Instead of waiting for chemo to knock me down, I decided to draft a quick post tonight instead.
Because tomorrow should be my last chemo infusion! Granted, there are no promises – every time I go in for treatment, they take blood and there’s always a chance that I’ll be told I have to reschedule to give myself more time to recover. If that happens, I will be devastated, because even though I constantly remind myself that there are no promises – I absolutely have my heart set on tomorrow being the last one. I even have gifts for the team of caregivers who make this whole process bearable. It’d be very awkward to take them back. . . (just kidding, I promise to leave them.)
So tonight, I thought I’d blog some Frequently Asked Questions. Here they are, in no particular order:
1. What comes next?
Radiation therapy. I get a few weeks off to recover a bit, and then I’m going to have daily radiation therapy for 4-6 weeks. Yup, daily. But radiation therapy does not come with nausea or nerve pain, so bring it on.
2. How are the kids?
I get asked this a lot. And the truth is that this whole cancer thing has definitely started to take its toll, especially on my younger child. I’m tired far too much of the time, and it’s changed our time together more than I’d like. Luckily, her dad/stepmom and her best friend’s family bring lots of energy, and everyone from her teachers to her child care providers has been very supportive.
Still. We miss being normal together.
My son is much more independent, because he’s a LICENSED DRIVER now. I think I may have already blogged that, but it still slays me that my little baby is taller than me and has a car. Anyway, the cancer situation impacts him, too, and he’s been a trooper about things like playing with his sister when I’m worn out.
I have great kids.
3. Did your eyelashes fall out?
Why, yes, they mostly did.
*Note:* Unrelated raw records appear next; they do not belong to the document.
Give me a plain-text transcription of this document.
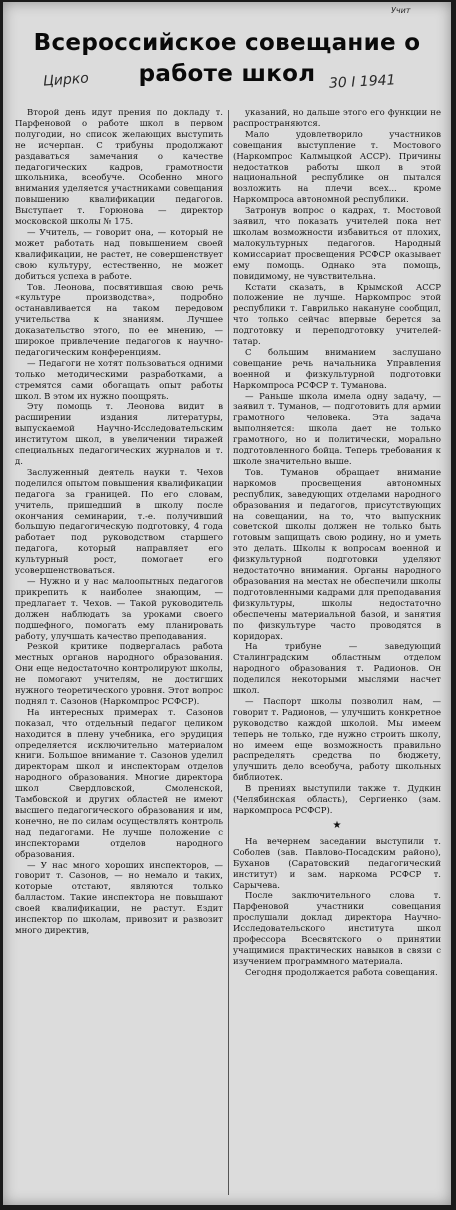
Учит
Всероссийское совещание о работе школ
Цирко	30 I 1941

Второй день идут прения по докладу т. Парфеновой о работе школ в первом полугодии, но список желающих выступить не исчерпан. С трибуны продолжают раздаваться замечания о качестве педагогических кадров, грамотности школьника, всеобуче. Особенно много внимания уделяется участниками совещания повышению квалификации педагогов. Выступает т. Горюнова — директор московской школы № 175.

— Учитель, — говорит она, — который не может работать над повышением своей квалификации, не растет, не совершенствует свою культуру, естественно, не может добиться успеха в работе.

Тов. Леонова, посвятившая свою речь «культуре производства», подробно останавливается на таком передовом учительства к знаниям. Лучшее доказательство этого, по ее мнению, — широкое привлечение педагогов к научно-педагогическим конференциям.

— Педагоги не хотят пользоваться одними только методическими разработками, а стремятся сами обогащать опыт работы школ. В этом их нужно поощрять.

Эту помощь т. Леонова видит в расширении издания литературы, выпускаемой Научно-Исследовательским институтом школ, в увеличении тиражей специальных педагогических журналов и т. д.

Заслуженный деятель науки т. Чехов поделился опытом повышения квалификации педагога за границей. По его словам, учитель, пришедший в школу после окончания семинарии, т.-е. получивший большую педагогическую подготовку, 4 года работает под руководством старшего педагога, который направляет его культурный рост, помогает его усовершенствоваться.

— Нужно и у нас малоопытных педагогов прикрепить к наиболее знающим, — предлагает т. Чехов. — Такой руководитель должен наблюдать за уроками своего подшефного, помогать ему планировать работу, улучшать качество преподавания.

Резкой критике подвергалась работа местных органов народного образования. Они еще недостаточно контролируют школы, не помогают учителям, не достигших нужного теоретического уровня. Этот вопрос поднял т. Сазонов (Наркомпрос РСФСР).

На интересных примерах т. Сазонов показал, что отдельный педагог целиком находится в плену учебника, его эрудиция определяется исключительно материалом книги. Большое внимание т. Сазонов уделил директорам школ и инспекторам отделов народного образования. Многие директора школ Свердловской, Смоленской, Тамбовской и других областей не имеют высшего педагогического образования и им, конечно, не по силам осуществлять контроль над педагогами. Не лучше положение с инспекторами отделов народного образования.

— У нас много хороших инспекторов, — говорит т. Сазонов, — но немало и таких, которые отстают, являются только балластом. Такие инспектора не повышают своей квалификации, не растут. Ездит инспектор по школам, привозит и развозит много директив,

указаний, но дальше этого его функции не распространяются.

Мало удовлетворило участников совещания выступление т. Мостового (Наркомпрос Калмыцкой АССР). Причины недостатков работы школ в этой национальной республике он пытался возложить на плечи всех... кроме Наркомпроса автономной республики.

Затронув вопрос о кадрах, т. Мостовой заявил, что показать учителей пока нет школам возможности избавиться от плохих, малокультурных педагогов. Народный комиссариат просвещения РСФСР оказывает ему помощь. Однако эта помощь, повидимому, не чувствительна.

Кстати сказать, в Крымской АССР положение не лучше. Наркомпрос этой республики т. Гаврилько накануне сообщил, что только сейчас впервые берется за подготовку и переподготовку учителей-татар.

С большим вниманием заслушано совещание речь начальника Управления военной и физкультурной подготовки Наркомпроса РСФСР т. Туманова.

— Раньше школа имела одну задачу, — заявил т. Туманов, — подготовить для армии грамотного человека. Эта задача выполняется: школа дает не только грамотного, но и политически, морально подготовленного бойца. Теперь требования к школе значительно выше.

Тов. Туманов обращает внимание наркомов просвещения автономных республик, заведующих отделами народного образования и педагогов, присутствующих на совещании, на то, что выпускник советской школы должен не только быть готовым защищать свою родину, но и уметь это делать. Школы к вопросам военной и физкультурной подготовки уделяют недостаточно внимания. Органы народного образования на местах не обеспечили школы подготовленными кадрами для преподавания физкультуры, школы недостаточно обеспечены материальной базой, и занятия по физкультуре часто проводятся в коридорах.

На трибуне — заведующий Сталинградским областным отделом народного образования т. Радионов. Он поделился некоторыми мыслями насчет школ.

— Паспорт школы позволил нам, — говорит т. Радионов, — улучшить конкретное руководство каждой школой. Мы имеем теперь не только, где нужно строить школу, но имеем еще возможность правильно распределять средства по бюджету, улучшить дело всеобуча, работу школьных библиотек.

В прениях выступили также т. Дудкин (Челябинская область), Сергиенко (зам. наркомпроса РСФСР).

★

На вечернем заседании выступили т. Соболев (зав. Павлово-Посадским районо), Буханов (Саратовский педагогический институт) и зам. наркома РСФСР т. Сарычева.

После заключительного слова т. Парфеновой участники совещания прослушали доклад директора Научно-Исследовательского института школ профессора Всесвятского о принятии учащимися практических навыков в связи с изучением программного материала.

Сегодня продолжается работа совещания.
And you might be wondering why people have to ask this to my face – my glasses hide this new feature pretty well, and I have one rogue eyelash on the bottom of each eye trying to hold down the fort by stubbornly hanging on. They mostly just call attention to the fact that they are alone, but they think they are helping. And I do miss my eyelashes, as everything seems to get into my eyes these days, but I miss my nose hairs more.
4. What’s with the unicorns?
I don’t think people who read this blog actually need me to answer this question, but I do get asked it at the office by people who don’t read the blog. And it’s maybe a little harder to explain than I thought. “Well, I decided to theme my cancer around unicorns,” just makes them look at me like I’m crazy. Which is fine. Clearly, I am aspiring to being that crazy old lady with a china cabinet filled with unicorns.
Meanwhile, I have a side table completely covered in unicorn items (and a pig-icorn, but he doesn’t know he’s a pig, so don’t tell him), and it makes me happy to look at it and feel all the good thoughts and unicorn magic that are attached.
5. Do you need anything?
I don’t think so, but it’s a great comfort to know that if I do need help, I will get it. It is very likely that I will need help again near the end of radiation therapy, as I’m told the fatigue will become overwhelming, and I won’t be able to work or do much. Not sure exactly when that will be yet, though.
That’s it for tonight, I need to work myself into a nice anxiety-riddled state now, because that’s what I do the night before treatments.
Thanks again for all your support – it means the world to me.
Kate

Thinking positive thoughts that tomorrow will, indeed, be the final chemo infusion! Big virtual high fives and hugs for all you’ve conquered so far!